Pigeons Projects - Google Summer of Code
Solving Optimization Problems with Pigeons
Annealing-based methods have shown promising performance both within the context of sampling (e.g., parallel tempering MCMC) and optimization (e.g., simulated annealing). Currently, Pigeons only supports annealing methods for sampling and the recent theory developed for non-reversible parallel tempering methods applies to these sampling algorithms. The goal of this project would be to develop and implement new algorithms for solving optimization problems within the Pigeons framework. Work on this project would include:
Extending the Pigeons interface to allow users to solve general optimization problems.
Performing simulations to understand the advantages and limitations of annealing-based methods for optimization. Conducting a literature review to collect examples of optimization problems where annealing-based methods would be useful.
Understanding the theoretical underpinnings of annealing for optimization and using past insights to develop and implement new algorithms within the Pigeons package.
Recommended Skills: Familiarity with Julia and/or Python.

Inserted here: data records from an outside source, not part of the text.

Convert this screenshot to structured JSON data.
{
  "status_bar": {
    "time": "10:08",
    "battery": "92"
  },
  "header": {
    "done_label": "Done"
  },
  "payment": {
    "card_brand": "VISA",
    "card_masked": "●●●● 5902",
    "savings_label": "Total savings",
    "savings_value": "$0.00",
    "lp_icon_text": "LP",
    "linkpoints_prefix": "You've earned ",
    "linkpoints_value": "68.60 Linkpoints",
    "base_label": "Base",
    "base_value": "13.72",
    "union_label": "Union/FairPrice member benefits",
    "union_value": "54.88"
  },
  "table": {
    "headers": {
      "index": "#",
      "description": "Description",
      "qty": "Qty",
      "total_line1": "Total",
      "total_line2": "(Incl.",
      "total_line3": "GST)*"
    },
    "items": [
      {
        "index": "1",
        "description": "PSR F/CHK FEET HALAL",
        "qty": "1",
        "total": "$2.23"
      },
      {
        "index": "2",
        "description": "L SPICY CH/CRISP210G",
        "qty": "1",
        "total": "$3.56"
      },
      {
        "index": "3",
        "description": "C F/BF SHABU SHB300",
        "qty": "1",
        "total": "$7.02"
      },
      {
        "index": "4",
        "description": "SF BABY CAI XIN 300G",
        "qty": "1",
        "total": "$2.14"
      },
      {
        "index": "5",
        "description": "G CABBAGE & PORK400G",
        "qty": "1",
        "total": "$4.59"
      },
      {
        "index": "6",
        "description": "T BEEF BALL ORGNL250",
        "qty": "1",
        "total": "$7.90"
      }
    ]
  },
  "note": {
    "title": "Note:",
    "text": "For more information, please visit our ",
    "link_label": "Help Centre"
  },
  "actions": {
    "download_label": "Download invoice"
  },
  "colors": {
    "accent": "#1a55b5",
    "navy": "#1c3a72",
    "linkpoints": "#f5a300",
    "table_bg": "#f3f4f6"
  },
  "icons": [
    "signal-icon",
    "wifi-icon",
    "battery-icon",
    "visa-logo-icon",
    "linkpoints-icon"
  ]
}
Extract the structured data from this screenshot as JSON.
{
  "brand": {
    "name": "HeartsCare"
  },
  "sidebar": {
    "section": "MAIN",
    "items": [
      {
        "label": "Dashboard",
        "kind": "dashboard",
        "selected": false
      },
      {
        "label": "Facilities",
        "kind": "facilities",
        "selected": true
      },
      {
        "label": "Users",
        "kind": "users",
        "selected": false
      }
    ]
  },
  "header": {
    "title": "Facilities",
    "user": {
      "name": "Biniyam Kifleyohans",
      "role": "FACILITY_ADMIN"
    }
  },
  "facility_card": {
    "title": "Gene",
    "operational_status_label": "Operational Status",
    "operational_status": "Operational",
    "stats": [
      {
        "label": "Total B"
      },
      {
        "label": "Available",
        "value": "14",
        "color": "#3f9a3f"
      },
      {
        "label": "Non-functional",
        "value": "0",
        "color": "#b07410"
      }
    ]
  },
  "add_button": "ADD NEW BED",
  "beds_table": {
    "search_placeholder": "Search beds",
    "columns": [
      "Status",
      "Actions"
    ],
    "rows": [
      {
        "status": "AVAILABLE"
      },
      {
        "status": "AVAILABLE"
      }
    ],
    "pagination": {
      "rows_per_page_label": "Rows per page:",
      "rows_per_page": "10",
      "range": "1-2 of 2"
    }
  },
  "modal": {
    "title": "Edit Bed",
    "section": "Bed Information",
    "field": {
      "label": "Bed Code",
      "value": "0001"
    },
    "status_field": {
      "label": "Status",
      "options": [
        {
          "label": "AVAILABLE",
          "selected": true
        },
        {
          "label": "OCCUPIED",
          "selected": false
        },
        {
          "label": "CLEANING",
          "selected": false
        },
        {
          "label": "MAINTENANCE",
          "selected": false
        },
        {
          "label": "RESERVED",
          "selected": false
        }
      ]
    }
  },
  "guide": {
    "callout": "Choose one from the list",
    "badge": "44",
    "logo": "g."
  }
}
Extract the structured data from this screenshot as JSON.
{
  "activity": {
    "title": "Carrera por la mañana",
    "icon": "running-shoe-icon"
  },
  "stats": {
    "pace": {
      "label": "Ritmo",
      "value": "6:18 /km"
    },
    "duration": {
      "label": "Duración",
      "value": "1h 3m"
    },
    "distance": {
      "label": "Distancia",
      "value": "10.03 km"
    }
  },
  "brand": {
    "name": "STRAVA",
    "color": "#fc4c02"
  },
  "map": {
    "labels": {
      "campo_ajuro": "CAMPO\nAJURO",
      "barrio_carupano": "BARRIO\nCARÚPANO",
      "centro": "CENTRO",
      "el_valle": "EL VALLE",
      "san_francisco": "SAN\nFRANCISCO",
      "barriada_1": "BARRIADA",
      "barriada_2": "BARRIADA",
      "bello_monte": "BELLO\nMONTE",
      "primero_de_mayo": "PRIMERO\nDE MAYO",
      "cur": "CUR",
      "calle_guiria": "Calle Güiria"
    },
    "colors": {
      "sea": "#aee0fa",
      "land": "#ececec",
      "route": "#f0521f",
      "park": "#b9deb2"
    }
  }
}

A basic knowledge of optimization algorithms and a moderate level of mathematical maturity.
Expected Results: A new interface in Pigeons to allow users to solve general optimization problems, as well as an implementation of new annealing-based optimization algorithms.
Mentors: Alexandre Bouchard-Côté, Trevor Campbell, and Nikola Surjanovic.
Expected Project Size: 175 hours or 350 hours.
Difficulty: Medium to Hard, depending on the chosen tasks.
Library of Difficult Sampling Problems
The fields of Bayesian statistical inference and statistical physics abound with difficult sampling problems. In the field of machine learning, it is common to compare methods across several standard data sets. In contrast, such collections of standard data sets and models do not exist or are limited in scope in the field of statistics. (For example, the current, most commonly used library of difficult sampling problems, posteriordb, does not emphasize difficult distributions such as non-log-concave targets.) Work on this project would include:
Searching for difficult sampling problems in the literature and implementing some examples in Julia.
Numerical experiments to compare the performance of Pigeons with other state-of-the-art sampling algorithms.
Recommended Skills: Familiarity with Julia, Markdown, and some basics of website development. A basic knowledge of statistical concepts. A desire to learn about the parallel tempering algorithm.
Expected Results: A collection of difficult sampling problems and implementations in Julia.
Mentors: Alexandre Bouchard-Côté, Trevor Campbell, and Nikola Surjanovic.
Expected Project Size: 175 hours or 350 hours.
Difficulty: Easy to Medium, depending on the chosen tasks.
Automated Families for Variational Inference and MCMC
The core algorithm behind Pigeons, parallel tempering, has recently had major developments. In particular, recent work combines variational inference methods with parallel tempering to improve the performance of both. At the moment, Pigeons only implements basic variational families (e.g., mean-field Gaussians). Work on this project would include:
Incorporating new and existing variational families within Pigeons.
Automated selection of variational families depending on the given computational problem.
Experimental comparison of the performance of various variational families on
given computational tasks.
Recommended Skills: Familiarity with Julia. A basic knowledge of Bayesian statistical concepts. A desire to learn about parallel tempering and variational inference.
Expected Results: An implementation of a rich collection of variational families within Pigeons, and an automated variational family selection procedure.
Mentors: Alexandre Bouchard-Côté, Trevor Campbell, and Nikola Surjanovic.
Expected Project Size: 175 hours or 350 hours.
Difficulty: Medium to Hard, depending on the chosen tasks.
Python and R Interface for Pigeons
Pigeons allows users to scale their Bayesian computation on up to thousands of machines. At the moment, the only available API is through the Julia programming language. To reach a wider audience, we would like to extend this to Python and R. Work on this project would include:
Development of a new Pigeons interface in Python and/or R.
Testing of the new interface to ensure identical output to Julia.
Engaging with researchers interested in using a Python/R interface and implementing additional suggested features.
Recommended Skills: Familiarity with Python and/or R. A basic knowledge of statistical concepts and a desire to learn the basics of Julia and Bayesian inference.
Expected Results: An interface for Pigeons in either Python or R (or both).
Mentors: Alexandre Bouchard-Côté, Trevor Campbell, and Nikola Surjanovic.
Expected Project Size: 175 hours or 350 hours.
Difficulty: Medium.
Contributor Guidance
Potential contributors are encouraged to provide a short CV or resume.
After selecting one of the projects listed on this page, in your application please also include:
A list of goals for each week of your participation in the program.
How our team can best support you during your Google Summer of Code experience.
Participants are also allowed to propose their own modifications to projects listed on this page. If you plan to moderately deviate from the project proposals listed here, please also describe your plan in the application and contact the listed mentors or organization administrators beforehand.